Since then, there has been a spate of activity at the NLRB on the social media front, including the issuing of two new complaints in the last three weeks.
Most recently, on May 20 the Chicago regional office issued a complaint (PDF) against a car dealer for discharging a salesman for his posting of concerns on his Facebook page about the dealer’s handling of a sales event. According to the NLRB, the employee posted photos and commentary critical of the quality of food and beverages at the event to promote a new car model, complaining that sales commissions could suffer as a result. The following week, management asked the salesman to remove the posts, which he did. Still, the employee was discharged for his actions.

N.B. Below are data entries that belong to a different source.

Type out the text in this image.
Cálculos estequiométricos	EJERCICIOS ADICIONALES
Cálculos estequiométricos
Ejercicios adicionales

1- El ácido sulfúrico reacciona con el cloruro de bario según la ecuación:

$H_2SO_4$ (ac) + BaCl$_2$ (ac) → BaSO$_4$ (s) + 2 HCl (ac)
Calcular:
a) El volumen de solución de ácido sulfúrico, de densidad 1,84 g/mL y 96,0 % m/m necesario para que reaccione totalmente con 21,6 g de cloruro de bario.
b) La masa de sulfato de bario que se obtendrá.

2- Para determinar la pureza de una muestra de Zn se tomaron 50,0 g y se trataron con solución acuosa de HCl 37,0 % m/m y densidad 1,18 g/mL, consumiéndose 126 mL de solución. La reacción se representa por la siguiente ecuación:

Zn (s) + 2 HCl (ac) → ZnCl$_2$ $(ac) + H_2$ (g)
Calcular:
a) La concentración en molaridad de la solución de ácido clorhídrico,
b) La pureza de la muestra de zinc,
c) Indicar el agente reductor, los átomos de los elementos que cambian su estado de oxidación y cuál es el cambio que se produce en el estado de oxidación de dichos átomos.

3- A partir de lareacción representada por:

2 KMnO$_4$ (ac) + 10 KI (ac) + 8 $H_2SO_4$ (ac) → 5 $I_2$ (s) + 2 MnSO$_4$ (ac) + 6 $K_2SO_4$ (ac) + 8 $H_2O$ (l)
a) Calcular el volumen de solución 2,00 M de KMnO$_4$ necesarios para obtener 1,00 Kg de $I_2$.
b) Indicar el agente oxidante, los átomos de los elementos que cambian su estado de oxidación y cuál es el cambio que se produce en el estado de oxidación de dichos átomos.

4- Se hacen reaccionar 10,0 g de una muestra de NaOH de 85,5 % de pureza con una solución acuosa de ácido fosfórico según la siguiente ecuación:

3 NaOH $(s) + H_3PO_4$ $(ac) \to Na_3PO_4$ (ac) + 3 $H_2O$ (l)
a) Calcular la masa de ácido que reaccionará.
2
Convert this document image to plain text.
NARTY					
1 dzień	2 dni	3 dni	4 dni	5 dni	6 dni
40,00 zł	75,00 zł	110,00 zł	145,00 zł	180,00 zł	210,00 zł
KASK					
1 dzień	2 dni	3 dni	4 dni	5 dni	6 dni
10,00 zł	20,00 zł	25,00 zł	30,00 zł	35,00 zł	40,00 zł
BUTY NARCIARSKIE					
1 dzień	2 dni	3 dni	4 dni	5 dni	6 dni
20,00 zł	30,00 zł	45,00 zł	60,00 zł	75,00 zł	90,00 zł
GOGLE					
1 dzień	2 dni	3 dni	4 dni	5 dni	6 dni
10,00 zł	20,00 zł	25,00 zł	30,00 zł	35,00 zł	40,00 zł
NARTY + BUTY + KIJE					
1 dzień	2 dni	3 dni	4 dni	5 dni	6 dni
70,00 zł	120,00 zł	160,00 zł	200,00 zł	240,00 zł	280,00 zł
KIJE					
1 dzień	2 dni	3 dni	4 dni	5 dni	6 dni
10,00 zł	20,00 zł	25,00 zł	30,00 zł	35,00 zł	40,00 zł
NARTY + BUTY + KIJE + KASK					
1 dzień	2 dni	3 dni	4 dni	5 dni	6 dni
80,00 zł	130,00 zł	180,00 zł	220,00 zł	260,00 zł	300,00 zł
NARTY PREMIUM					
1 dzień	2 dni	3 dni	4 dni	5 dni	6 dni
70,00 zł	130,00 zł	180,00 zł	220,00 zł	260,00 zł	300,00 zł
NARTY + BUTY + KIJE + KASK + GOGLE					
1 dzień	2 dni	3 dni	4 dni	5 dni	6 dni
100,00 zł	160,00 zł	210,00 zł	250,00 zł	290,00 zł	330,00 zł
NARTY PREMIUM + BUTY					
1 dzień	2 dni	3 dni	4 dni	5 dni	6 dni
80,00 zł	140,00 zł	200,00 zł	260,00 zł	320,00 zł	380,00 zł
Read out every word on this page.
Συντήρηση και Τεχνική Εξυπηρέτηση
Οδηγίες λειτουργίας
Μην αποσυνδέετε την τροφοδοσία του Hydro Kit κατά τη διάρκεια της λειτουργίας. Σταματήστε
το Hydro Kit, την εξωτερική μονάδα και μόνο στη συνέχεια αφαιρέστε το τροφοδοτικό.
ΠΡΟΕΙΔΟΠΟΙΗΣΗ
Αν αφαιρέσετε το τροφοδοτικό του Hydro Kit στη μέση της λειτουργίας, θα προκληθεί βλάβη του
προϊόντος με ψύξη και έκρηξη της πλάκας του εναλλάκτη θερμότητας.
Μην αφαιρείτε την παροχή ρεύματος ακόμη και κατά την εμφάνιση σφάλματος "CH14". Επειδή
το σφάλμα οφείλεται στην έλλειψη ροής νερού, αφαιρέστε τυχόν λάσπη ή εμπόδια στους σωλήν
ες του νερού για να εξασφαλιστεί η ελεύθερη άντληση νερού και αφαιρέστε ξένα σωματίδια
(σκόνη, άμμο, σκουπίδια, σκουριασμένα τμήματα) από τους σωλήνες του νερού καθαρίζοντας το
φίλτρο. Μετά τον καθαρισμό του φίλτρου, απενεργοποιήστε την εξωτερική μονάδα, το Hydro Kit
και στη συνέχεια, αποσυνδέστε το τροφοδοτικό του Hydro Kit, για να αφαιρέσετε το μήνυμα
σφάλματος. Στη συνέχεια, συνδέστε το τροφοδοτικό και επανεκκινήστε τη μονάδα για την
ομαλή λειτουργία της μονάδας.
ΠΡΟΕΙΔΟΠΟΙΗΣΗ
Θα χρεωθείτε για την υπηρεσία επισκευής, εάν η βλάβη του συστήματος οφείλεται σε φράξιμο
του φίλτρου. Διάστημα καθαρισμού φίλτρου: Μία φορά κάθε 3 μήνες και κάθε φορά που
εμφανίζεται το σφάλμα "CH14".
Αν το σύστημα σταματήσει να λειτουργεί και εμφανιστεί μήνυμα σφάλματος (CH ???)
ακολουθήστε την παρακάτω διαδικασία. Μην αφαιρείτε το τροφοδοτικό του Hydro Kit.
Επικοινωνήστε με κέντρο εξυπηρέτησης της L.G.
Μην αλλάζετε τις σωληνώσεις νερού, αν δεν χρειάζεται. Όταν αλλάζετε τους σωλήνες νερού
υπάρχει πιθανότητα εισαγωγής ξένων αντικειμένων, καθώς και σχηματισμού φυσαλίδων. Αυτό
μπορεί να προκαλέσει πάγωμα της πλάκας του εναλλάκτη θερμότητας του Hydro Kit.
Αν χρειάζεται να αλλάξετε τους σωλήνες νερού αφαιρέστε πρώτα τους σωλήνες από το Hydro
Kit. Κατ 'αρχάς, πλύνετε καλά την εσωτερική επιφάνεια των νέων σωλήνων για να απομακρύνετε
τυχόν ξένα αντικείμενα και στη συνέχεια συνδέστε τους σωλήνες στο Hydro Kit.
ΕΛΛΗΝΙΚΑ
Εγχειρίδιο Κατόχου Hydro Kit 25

This came on the heels of a complaint issued by the Buffalo regional office (PDF) on May 9 against a nonprofit social services organization for terminating five employees for allegedly commenting on one of the employee’s Facebook page about working conditions. According to the NLRB, the employee posted to her Facebook page a coworker’s allegation that employees did not do enough to help the organization’s clients. The initial post generated responses from other employees who defended their job performance and criticized working conditions, including work load and staffing issues. After learning of the posts, the nonprofit discharged the five employees who participated, claiming that their comments constituted harassment of the employee originally mentioned in the post.
Yet another complaint was averted in late April when a media company and its union settled after the NLRB had indicated that it would file a complaint in response to an accusation by the union that the employer reprimanded an employee who discussed work-related issues online. In response to a "tweet" (a post to the social networking site Twitter) by a manager asking employees to respond about how to make the company "the best place to work," the top employee union representative tweeted: “One way to make this the best place to work is to deal honestly with Guild members.” According to the employee, the next day the company’s bureau chief called her at home and menacingly told her that the company had a policy that employees were not supposed to say anything that would damage the company’s reputation.
These positions are contrasted somewhat by an April 21 memorandum issued by the NLRB’s Division of Advice (PDF) that advised the Phoenix regional office that a discharge of a newspaper reporter for posting “unprofessional and inappropriate tweets” to a work-related Twitter account did not violate the NLRA. Through his Twitter feed, which identified him as an employee of his newspaper, the reporter poked fun at his newspaper’s sports headlines, made unprofessional comments about his public safety beat (such as “What?!?!? No overnight homicide? WTF? You’re slacking Tucson”), and criticizing a misspelling in a local TV station’s tweet by writing “Stupid TV people.” The Division of Advice stated that even if the newspaper’s policy on employee communications were unlawfully overbroad, the newspaper had not violated the NLRA because the tweets for which the employee was discharged did not relate to the terms and conditions of employment or seek to involve other employees in issues related to employment. This was the case even though in response to his earlier unprofessional tweets the company orally warned the employee that he was to refrain from all work-related Internet postings, as the ultimate discharge was not due to postings protected by the NLRA.
Noteworthy is the subtle conflict in the approach taken by different factions of the NLRB. In the April 21 memorandum, the Division of Advice rejected an unfair labor practice charge even where the newspaper orally warned its reporter that he should refrain from all work-related Internet postings, whereas in the case against the other media company, the NLRB office was poised to bring a complaint based on a phone call to an employee about her union-related tweet. Indeed, based on the novelty of the issue and lack of precedent, the NLRB’s Acting General Counsel distributed an internal memorandum last month (PDF) stating that regional offices are required to consult with the Division of Advice before proceeding against employer rules prohibiting, or discipline of employees engaging in, social media. That said, no case involving social media has yet been adjudicated even by an administrative law judge, so there is uncertainty as to the exact legal standard that will govern.
The take-away here is that the NLRB, as well as unions, are being vigilant in investigating and bringing complaints against companies who discipline employees based on comments they make on social media that can be construed to be about terms and conditions of employment. This is the case even where the social media posts at issue have been critical of or embarrassing to the company. The NLRB has taken the position that employee discussions that take place online are no different than discussions around the water cooler, and that employees are protected from discipline for any comments in which they criticize or vent about their jobs. This presents a real issue for employers, as unlike fleeting water cooler conversations, postings on social media are forever fixed in the annals of the Internet and can be retrievable and searchable by others, airing and maintaining a company’s petty internal disputes and dirty laundry for the world to read. As a result, companies should examine their social media policies to ensure that employees cannot be sanctioned for Internet posts protected by the NLRA, and should consult with counsel before disciplining an employee based on any post to social media or the Internet, especially where the post can be interpreted as relating to union activity or terms and conditions of employment.